As my Twitter friend @dotanh reminded me: Boycotting settlements and settlement products isn’t even remotely about boycotting Jews. It’s about boycotting a system that is doing real, lasting damage to the Palestinian people, and to Israel itself.

And as Mother Jones writer Adam Serwer tweeted: “Put aside tactical considerations of Beinart’s [suggestion]. Who would want to consciously give the settlers a dime?”


  1. Dex

     /  March 20, 2012

    Thanks for posting this. I never really felt like I had a good place to go to get a good primer on this, and then here you are with this.

    (I’m crossing my fingers that this space doesn’t receive a lot of vicious blowback as a result of your larger audience, given the new gig.)

    • (Me, too, but here again we see the real beauty of every first comment going into moderation. If there is blowback, the public will never know. And I’ll get the not inconsiderable joy of spamming assholes).

  2. Bookwoman

     /  March 21, 2012

    What Dex said. We’re going to Israel (for the first time) in May. Beinart’s op-ed piece and your post above are giving us a lot of food for thought. It’s an interfaith trip, and the discussions should be very interesting.
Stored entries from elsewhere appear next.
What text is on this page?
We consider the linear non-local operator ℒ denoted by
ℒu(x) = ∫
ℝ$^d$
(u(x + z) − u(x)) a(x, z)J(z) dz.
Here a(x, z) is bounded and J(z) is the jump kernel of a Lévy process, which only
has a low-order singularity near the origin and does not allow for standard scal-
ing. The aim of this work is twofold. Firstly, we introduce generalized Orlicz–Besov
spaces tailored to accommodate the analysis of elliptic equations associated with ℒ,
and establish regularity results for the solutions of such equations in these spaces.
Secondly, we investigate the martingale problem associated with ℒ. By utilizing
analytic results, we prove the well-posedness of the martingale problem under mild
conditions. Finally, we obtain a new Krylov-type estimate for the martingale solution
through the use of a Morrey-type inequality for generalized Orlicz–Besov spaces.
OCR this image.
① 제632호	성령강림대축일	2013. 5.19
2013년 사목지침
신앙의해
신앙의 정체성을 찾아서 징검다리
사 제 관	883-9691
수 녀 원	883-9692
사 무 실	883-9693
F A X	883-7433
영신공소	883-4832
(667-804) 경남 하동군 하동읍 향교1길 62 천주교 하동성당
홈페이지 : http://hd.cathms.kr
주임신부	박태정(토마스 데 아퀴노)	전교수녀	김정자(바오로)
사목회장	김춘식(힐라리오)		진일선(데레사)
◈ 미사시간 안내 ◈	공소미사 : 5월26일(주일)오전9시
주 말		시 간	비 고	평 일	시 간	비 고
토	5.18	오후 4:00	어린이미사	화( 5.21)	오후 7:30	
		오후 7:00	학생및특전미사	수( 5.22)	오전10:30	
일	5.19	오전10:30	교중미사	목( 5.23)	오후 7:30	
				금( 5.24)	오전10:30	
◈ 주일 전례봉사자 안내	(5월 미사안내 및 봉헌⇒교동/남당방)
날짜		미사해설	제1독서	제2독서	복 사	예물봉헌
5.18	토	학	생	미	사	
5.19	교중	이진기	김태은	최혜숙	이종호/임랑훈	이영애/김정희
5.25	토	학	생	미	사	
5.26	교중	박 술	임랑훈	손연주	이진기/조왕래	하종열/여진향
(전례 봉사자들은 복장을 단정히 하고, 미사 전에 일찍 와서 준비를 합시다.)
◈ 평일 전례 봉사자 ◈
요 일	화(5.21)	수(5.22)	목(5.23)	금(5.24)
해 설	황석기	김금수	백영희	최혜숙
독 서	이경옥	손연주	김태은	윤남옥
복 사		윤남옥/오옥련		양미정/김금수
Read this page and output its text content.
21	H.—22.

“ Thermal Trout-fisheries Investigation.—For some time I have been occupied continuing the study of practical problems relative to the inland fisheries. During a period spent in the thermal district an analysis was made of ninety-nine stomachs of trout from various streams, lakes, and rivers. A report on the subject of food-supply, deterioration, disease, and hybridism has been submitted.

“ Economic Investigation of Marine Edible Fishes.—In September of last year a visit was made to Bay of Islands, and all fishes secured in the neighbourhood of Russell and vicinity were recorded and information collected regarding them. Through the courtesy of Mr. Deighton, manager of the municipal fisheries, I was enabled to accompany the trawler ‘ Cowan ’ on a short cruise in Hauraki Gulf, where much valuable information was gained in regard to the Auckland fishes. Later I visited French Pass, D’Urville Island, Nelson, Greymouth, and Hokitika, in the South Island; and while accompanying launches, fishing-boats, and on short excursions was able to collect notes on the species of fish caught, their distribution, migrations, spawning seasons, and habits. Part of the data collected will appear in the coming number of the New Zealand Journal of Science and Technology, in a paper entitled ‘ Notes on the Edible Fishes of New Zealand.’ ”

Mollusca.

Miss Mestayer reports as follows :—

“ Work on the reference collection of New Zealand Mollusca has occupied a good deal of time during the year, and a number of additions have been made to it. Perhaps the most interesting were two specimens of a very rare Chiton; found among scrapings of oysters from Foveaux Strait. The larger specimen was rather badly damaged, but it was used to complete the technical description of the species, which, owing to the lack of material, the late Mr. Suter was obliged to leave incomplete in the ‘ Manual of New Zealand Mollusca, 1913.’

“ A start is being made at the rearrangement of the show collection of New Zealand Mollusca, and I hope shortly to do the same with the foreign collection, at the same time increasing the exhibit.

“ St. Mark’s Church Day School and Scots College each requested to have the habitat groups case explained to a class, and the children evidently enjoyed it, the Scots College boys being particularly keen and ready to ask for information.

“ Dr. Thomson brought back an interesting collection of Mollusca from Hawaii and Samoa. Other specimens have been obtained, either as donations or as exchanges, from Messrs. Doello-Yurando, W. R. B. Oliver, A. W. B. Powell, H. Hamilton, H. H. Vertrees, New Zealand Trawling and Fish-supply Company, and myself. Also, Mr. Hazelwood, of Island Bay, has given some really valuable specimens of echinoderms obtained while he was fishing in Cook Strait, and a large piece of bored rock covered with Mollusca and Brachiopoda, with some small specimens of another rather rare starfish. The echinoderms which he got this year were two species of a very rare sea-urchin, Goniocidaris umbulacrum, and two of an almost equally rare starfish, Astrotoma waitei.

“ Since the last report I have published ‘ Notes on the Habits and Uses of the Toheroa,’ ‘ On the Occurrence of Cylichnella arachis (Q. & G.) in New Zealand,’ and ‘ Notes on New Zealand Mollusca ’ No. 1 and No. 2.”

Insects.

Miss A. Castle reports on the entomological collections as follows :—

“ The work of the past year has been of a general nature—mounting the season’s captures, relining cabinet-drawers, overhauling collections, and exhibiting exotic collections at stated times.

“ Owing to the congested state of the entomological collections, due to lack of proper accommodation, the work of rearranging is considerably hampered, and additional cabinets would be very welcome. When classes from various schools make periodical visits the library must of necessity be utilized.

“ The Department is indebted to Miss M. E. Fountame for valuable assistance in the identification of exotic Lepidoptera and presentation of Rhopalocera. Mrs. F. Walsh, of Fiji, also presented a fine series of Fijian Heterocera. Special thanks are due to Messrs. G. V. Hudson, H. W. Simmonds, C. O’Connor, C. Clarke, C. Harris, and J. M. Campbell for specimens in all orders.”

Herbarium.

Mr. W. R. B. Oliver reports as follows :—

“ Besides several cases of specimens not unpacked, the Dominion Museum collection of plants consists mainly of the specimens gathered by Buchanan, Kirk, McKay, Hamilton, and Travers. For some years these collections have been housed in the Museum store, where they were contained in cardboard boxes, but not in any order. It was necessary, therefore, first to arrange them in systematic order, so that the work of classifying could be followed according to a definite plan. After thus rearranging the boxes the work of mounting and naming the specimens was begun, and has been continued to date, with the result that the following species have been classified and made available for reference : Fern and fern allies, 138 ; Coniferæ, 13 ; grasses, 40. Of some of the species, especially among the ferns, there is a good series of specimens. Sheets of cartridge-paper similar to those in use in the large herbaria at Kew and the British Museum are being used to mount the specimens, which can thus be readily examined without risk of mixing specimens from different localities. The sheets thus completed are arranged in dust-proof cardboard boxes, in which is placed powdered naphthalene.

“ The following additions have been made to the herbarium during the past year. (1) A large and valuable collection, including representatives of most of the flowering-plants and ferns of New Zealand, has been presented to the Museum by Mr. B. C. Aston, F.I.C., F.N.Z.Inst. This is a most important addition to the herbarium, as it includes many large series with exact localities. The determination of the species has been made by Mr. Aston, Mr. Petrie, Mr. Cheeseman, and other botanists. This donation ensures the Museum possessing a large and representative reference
    • Books! You need books!

      I would start with Adam Le Bor’s City of Oranges – it’s just really readable and tells the story through the social history of Jaffa, which makes it easier to take in. This is, after all, a story about people.

      Then, scroll through the books I recommend on my Israel/Palestine pages and pick what else makes sense, or something by David Grossman.

      The truth is that a little reading is all you need. People act like this conflict is crazy complicated, but it’s not really. It’s just very eventful. (You could also read my “The Basics” page, to get started).

      • Bookwoman

         /  March 22, 2012

        Thanks! Over the years I’ve read things like Fromkin’s A Peace to End all Peace, and books by Bernard Lewis and Thomas Friedman. But I need more up-to-date stuff, so these recommendations are really helpful.

  3. corkingiron

     /  March 21, 2012

    An excellent primer Emily, on a topic that far too often escapes discussion – especially the Israeli gov’t’s complicity in the settlement controversy. I hope you’ve got your ban-hammer polished and ready.

  4. SWNC

     /  March 21, 2012

    I want to echo the thanks of other commenters. If I may ask a really broad question, who are the settlers? Are they motivated primarily by religious beliefs or the desire for affordable housing or what? I ask because, moral questions aside, it seems like a crummy way to live, with guards and roadblocks and the threat of violence.

    • Yes and yes, depending on the settlement and its proximity to the center of Israel (Israel has long made it really cheap and easy to move to and stay in the settlements). The latter are more likely to be willing to be bought out than the former, but the former make up the bulk of the population (I say this without stats to hand, so you know: Grain of salt. If I find stats, I’ll bring them here!).

      They think they’re doing God’s will, and what is best for the Jewish people. Folks will take on a lot of hardship if they really believe those things. Sadly, they’re actually fucking us all over. (Well, the people. I think God’s probably doing fine, in spite of them).

  5. ignoblus

     /  March 22, 2012

    “I’m not at all sure what historical reasons these may be”

    I’m actually in favor of boycotting the settlements, but I have to ask: Really? Nothing comes to mind at all?

    • Not anything that’s actually applicable to Jews relating to other Jews, no.

      • ignoblus

         /  March 23, 2012

        But it’s not only about Jews relating to other Jews, is it? Or have all the gentiles stopped reading the Times?